Acumen Occasional Pamphlets 12, Acumen Publications, 2008 £3.50
Though now a retired civil servant, Geoff Bould is haunted by shadows of war. Once a tank-crew member, serving in the Western Desert, Burma and Italy during World War II, he has memories that won’t leave him. Instead they find their way into poems.
This is an honest little booklet. The grim tank on the cover is the right image for it. There are a couple of old photographs inside too: men and a tank, the pictures shot with light and a little blurred, as though distanced in time. But the memories recreated here are very vivid and it is their sense of sharp reality that bites, rather than poetic phrasing as such.

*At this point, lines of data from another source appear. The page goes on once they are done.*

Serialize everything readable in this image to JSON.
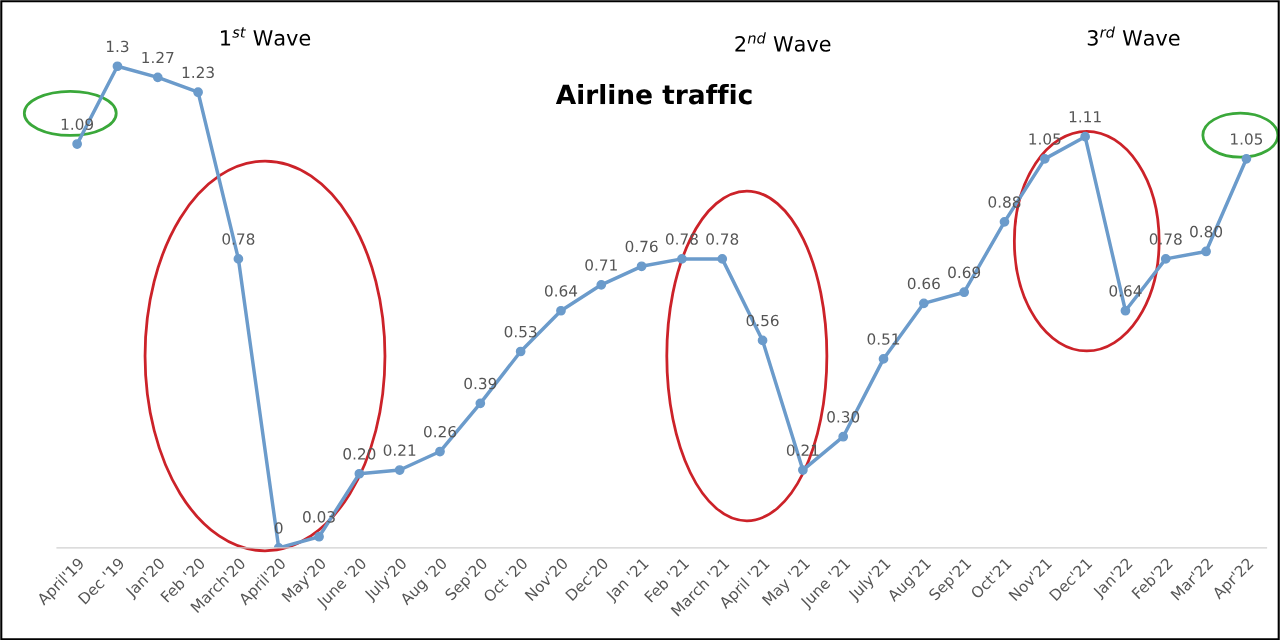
{
  "chart_data": {
    "type": "line",
    "title": "Airline traffic",
    "annotations": [
      "1$^{st}$ Wave",
      "2$^{nd}$ Wave",
      "3$^{rd}$ Wave"
    ],
    "categories": [
      "April'19",
      "Dec '19",
      "Jan'20",
      "Feb '20",
      "March'20",
      "April'20",
      "May'20",
      "June '20",
      "July'20",
      "Aug '20",
      "Sep'20",
      "Oct '20",
      "Nov'20",
      "Dec'20",
      "Jan '21",
      "Feb '21",
      "March '21",
      "April '21",
      "May '21",
      "June '21",
      "July'21",
      "Aug'21",
      "Sep'21",
      "Oct'21",
      "Nov'21",
      "Dec'21",
      "Jan'22",
      "Feb'22",
      "Mar'22",
      "Apr'22"
    ],
    "series": [
      {
        "color": "#6b9bcb",
        "values": [
          1.09,
          1.3,
          1.27,
          1.23,
          0.78,
          0,
          0.03,
          0.2,
          0.21,
          0.26,
          0.39,
          0.53,
          0.64,
          0.71,
          0.76,
          0.78,
          0.78,
          0.56,
          0.21,
          0.3,
          0.51,
          0.66,
          0.69,
          0.88,
          1.05,
          1.11,
          0.64,
          0.78,
          0.8,
          1.05
        ],
        "value_labels": [
          "1.09",
          "1.3",
          "1.27",
          "1.23",
          "0.78",
          "0",
          "0.03",
          "0.20",
          "0.21",
          "0.26",
          "0.39",
          "0.53",
          "0.64",
          "0.71",
          "0.76",
          "0.78",
          "0.78",
          "0.56",
          "0.21",
          "0.30",
          "0.51",
          "0.66",
          "0.69",
          "0.88",
          "1.05",
          "1.11",
          "0.64",
          "0.78",
          "0.80",
          "1.05"
        ]
      }
    ],
    "marker": "circle",
    "line_style": "solid",
    "grid": false,
    "legend": false,
    "tick_labels": "x"
  }
}
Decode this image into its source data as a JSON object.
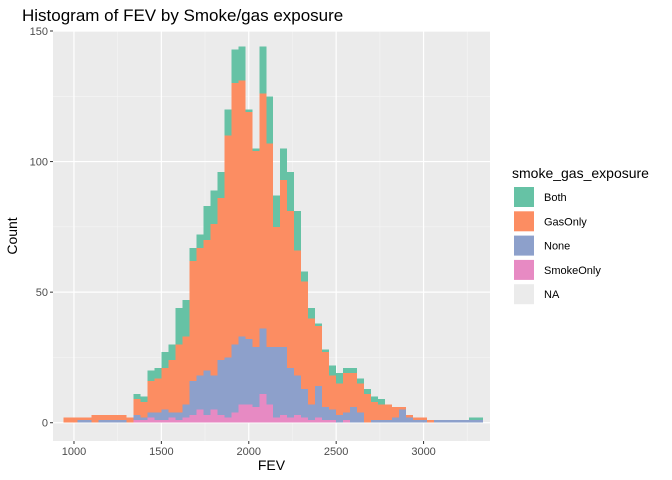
{
  "chart_data": {
    "type": "bar",
    "subtype": "stacked-histogram",
    "title": "Histogram of FEV by Smoke/gas exposure",
    "xlabel": "FEV",
    "ylabel": "Count",
    "xlim": [
      880,
      3380
    ],
    "ylim": [
      -7,
      150
    ],
    "x_ticks": [
      1000,
      1500,
      2000,
      2500,
      3000
    ],
    "y_ticks": [
      0,
      50,
      100,
      150
    ],
    "grid": true,
    "bin_width": 40,
    "bin_centers": [
      960,
      1000,
      1040,
      1080,
      1120,
      1160,
      1200,
      1240,
      1280,
      1320,
      1360,
      1400,
      1440,
      1480,
      1520,
      1560,
      1600,
      1640,
      1680,
      1720,
      1760,
      1800,
      1840,
      1880,
      1920,
      1960,
      2000,
      2040,
      2080,
      2120,
      2160,
      2200,
      2240,
      2280,
      2320,
      2360,
      2400,
      2440,
      2480,
      2520,
      2560,
      2600,
      2640,
      2680,
      2720,
      2760,
      2800,
      2840,
      2880,
      2920,
      2960,
      3000,
      3040,
      3080,
      3120,
      3160,
      3200,
      3240,
      3280,
      3320
    ],
    "legend": {
      "title": "smoke_gas_exposure",
      "position": "right"
    },
    "series": [
      {
        "name": "SmokeOnly",
        "color": "#e78ac3",
        "values": [
          0,
          0,
          0,
          0,
          0,
          0,
          0,
          0,
          0,
          0,
          1,
          1,
          2,
          1,
          1,
          2,
          1,
          2,
          3,
          5,
          3,
          5,
          3,
          2,
          4,
          7,
          7,
          6,
          11,
          7,
          2,
          3,
          2,
          3,
          2,
          1,
          2,
          1,
          1,
          0,
          1,
          0,
          0,
          0,
          0,
          0,
          0,
          0,
          0,
          0,
          0,
          0,
          0,
          0,
          0,
          0,
          0,
          0,
          0,
          0
        ]
      },
      {
        "name": "None",
        "color": "#8da0cb",
        "values": [
          0,
          0,
          1,
          1,
          0,
          1,
          1,
          1,
          1,
          0,
          2,
          1,
          2,
          3,
          4,
          2,
          3,
          5,
          13,
          13,
          17,
          13,
          21,
          23,
          26,
          26,
          25,
          23,
          25,
          22,
          27,
          26,
          19,
          15,
          11,
          6,
          12,
          5,
          4,
          3,
          3,
          6,
          4,
          0,
          1,
          1,
          1,
          2,
          5,
          2,
          1,
          1,
          0,
          1,
          1,
          1,
          1,
          1,
          1,
          1
        ]
      },
      {
        "name": "GasOnly",
        "color": "#fc8d62",
        "values": [
          2,
          2,
          1,
          1,
          3,
          2,
          2,
          2,
          2,
          2,
          6,
          6,
          12,
          13,
          16,
          20,
          26,
          26,
          46,
          49,
          50,
          58,
          62,
          85,
          100,
          98,
          87,
          75,
          90,
          78,
          46,
          64,
          60,
          48,
          41,
          33,
          23,
          21,
          13,
          12,
          15,
          13,
          11,
          11,
          7,
          6,
          6,
          4,
          1,
          1,
          1,
          1,
          1,
          0,
          0,
          0,
          0,
          0,
          0,
          0
        ]
      },
      {
        "name": "Both",
        "color": "#66c2a5",
        "values": [
          0,
          0,
          0,
          0,
          0,
          0,
          0,
          0,
          0,
          0,
          2,
          2,
          4,
          4,
          6,
          6,
          14,
          14,
          5,
          5,
          13,
          13,
          10,
          10,
          13,
          13,
          1,
          1,
          18,
          18,
          12,
          12,
          15,
          15,
          4,
          4,
          1,
          1,
          4,
          4,
          2,
          2,
          2,
          2,
          2,
          2,
          0,
          0,
          0,
          0,
          0,
          0,
          0,
          0,
          0,
          0,
          0,
          0,
          1,
          1
        ]
      },
      {
        "name": "NA",
        "color": "#ebebeb",
        "values": [
          0,
          0,
          0,
          0,
          0,
          0,
          0,
          0,
          0,
          0,
          0,
          0,
          0,
          0,
          0,
          0,
          0,
          0,
          0,
          0,
          0,
          0,
          0,
          0,
          0,
          0,
          0,
          0,
          0,
          0,
          0,
          0,
          0,
          0,
          0,
          0,
          0,
          0,
          0,
          0,
          0,
          0,
          0,
          0,
          0,
          0,
          0,
          0,
          0,
          0,
          0,
          0,
          0,
          0,
          0,
          0,
          0,
          0,
          0,
          0
        ]
      }
    ],
    "legend_order": [
      "Both",
      "GasOnly",
      "None",
      "SmokeOnly",
      "NA"
    ]
  },
  "colors": {
    "panel_background": "#ebebeb",
    "grid_major": "#ffffff",
    "legend_key_na": "#ebebeb"
  }
}
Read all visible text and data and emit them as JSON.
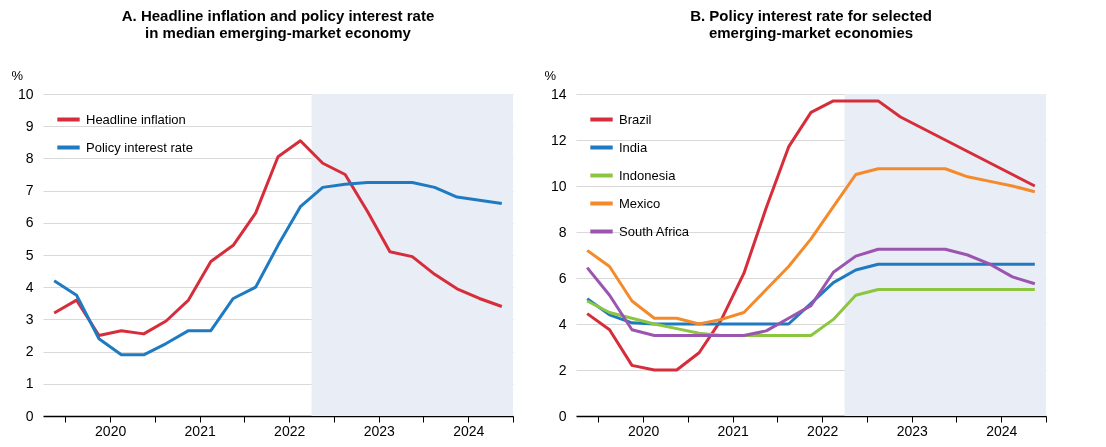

‘The Bandaged Hand’, for example, recalls Dave, who scrambled out of his position in the tank turret to make room for a “wounded squaddy”. They made off, swerving to avoid enemy fire. At some point, Dave disappeared like a man lost at sea, leaving only a memory of the hand clinging to the hatch. They they knew it was Dave’s “from the bandage covering his desert sore”. What brings the picture into focus? What suddenly brings past and present together with a shock? It’s the last four lines of the poem. They are crisp, understated and effective:
50 years later
on the road from Watford to St. Albansa man steps out in front of my car
and puts up a bandaged hand.
The poem I liked best is ‘Mirage’. Geoff Bould doesn’t over-write. No poetic flights of fancy for him—and that’s good in my book. But sometimes the downside of this is stanzas that feel a bit prosy, a bit too easy to skim without getting drawn in (though he deserves better). ‘Mirage’ represents him at his best: it captures two worlds in two stanzas. It asks the big question about human nature itself and it brings form and thought together beautifully. It's worth sending for the pamphlet for this beautiful piece of writing alone.